Synthesis of a water-stable fluorescence CsPbBr3 perovskite by dual-supersaturated recrystallization method and tuning the fluorescence spectrum for selective detection of folic acid

As an excellent fluorescent material, cesium lead halide perovskite nanocrystals (PNCs) is rarely used for analytical purposes because the PNCs are unstable in polar solvents, especially water. Developing a new synthesis method to prepare water-stable PNCs makes it promising for the detection of analytes in aqueous solutions. Herein, by using the solubility difference of the precursors in different solvents, we successfully synthesized water-stable CsPbBr3 PNCs by a dual-supersaturated recrystallization method at room temperature.

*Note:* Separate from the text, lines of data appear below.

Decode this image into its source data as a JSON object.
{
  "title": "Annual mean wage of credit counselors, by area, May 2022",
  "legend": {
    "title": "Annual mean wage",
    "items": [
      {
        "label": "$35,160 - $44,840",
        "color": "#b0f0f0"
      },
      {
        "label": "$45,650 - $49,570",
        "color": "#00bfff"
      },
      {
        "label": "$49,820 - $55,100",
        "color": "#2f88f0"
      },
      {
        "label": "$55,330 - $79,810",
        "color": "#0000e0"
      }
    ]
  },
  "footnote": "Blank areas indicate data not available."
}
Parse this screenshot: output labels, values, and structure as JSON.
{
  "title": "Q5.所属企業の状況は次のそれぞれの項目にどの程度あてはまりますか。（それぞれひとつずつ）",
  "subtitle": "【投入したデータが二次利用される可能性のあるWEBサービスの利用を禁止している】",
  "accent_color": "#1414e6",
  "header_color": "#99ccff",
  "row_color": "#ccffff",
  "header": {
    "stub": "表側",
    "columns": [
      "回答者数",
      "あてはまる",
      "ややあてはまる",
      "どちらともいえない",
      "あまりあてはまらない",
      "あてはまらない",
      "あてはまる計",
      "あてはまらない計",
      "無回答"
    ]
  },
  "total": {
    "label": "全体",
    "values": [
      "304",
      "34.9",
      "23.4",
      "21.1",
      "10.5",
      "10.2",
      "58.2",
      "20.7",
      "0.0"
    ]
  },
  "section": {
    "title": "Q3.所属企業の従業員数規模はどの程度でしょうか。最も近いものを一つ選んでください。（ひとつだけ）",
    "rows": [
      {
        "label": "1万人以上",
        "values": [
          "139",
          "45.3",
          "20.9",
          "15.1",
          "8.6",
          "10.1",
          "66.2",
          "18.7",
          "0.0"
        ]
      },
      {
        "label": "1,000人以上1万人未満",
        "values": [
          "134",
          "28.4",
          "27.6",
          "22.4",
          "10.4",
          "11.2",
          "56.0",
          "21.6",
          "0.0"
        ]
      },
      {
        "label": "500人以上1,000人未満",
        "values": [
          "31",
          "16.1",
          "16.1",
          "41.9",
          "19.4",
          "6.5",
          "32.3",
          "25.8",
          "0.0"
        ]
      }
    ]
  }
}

We also found that the fluorescence of the as-prepared CsPbBr3 PNCs could be quenched by some small organic molecules, such as folic acid (FA) and dopamine (DA). By using a chloride-induced anion exchange reaction method, the fluorescence emission peak of the CsPbBr3 PNCs could be tuned from 518 to 418 nm and the emission color changed from green to blue. The blue emission chloride-exchanged PNCs have a good selectivity for only FA and a good linear relationship is established between the fluorescence quenching rate of the PNCs and concentration of FA from 10.0 to 140.0 mu M, with a limit of detection (LOD) of 0.9 mu M. This work expanded the applications of PNCs in the field of analytical chemistry and also proposed a new strategy for improving selectivity by tuning the emission spectrum of a fluorescent probe.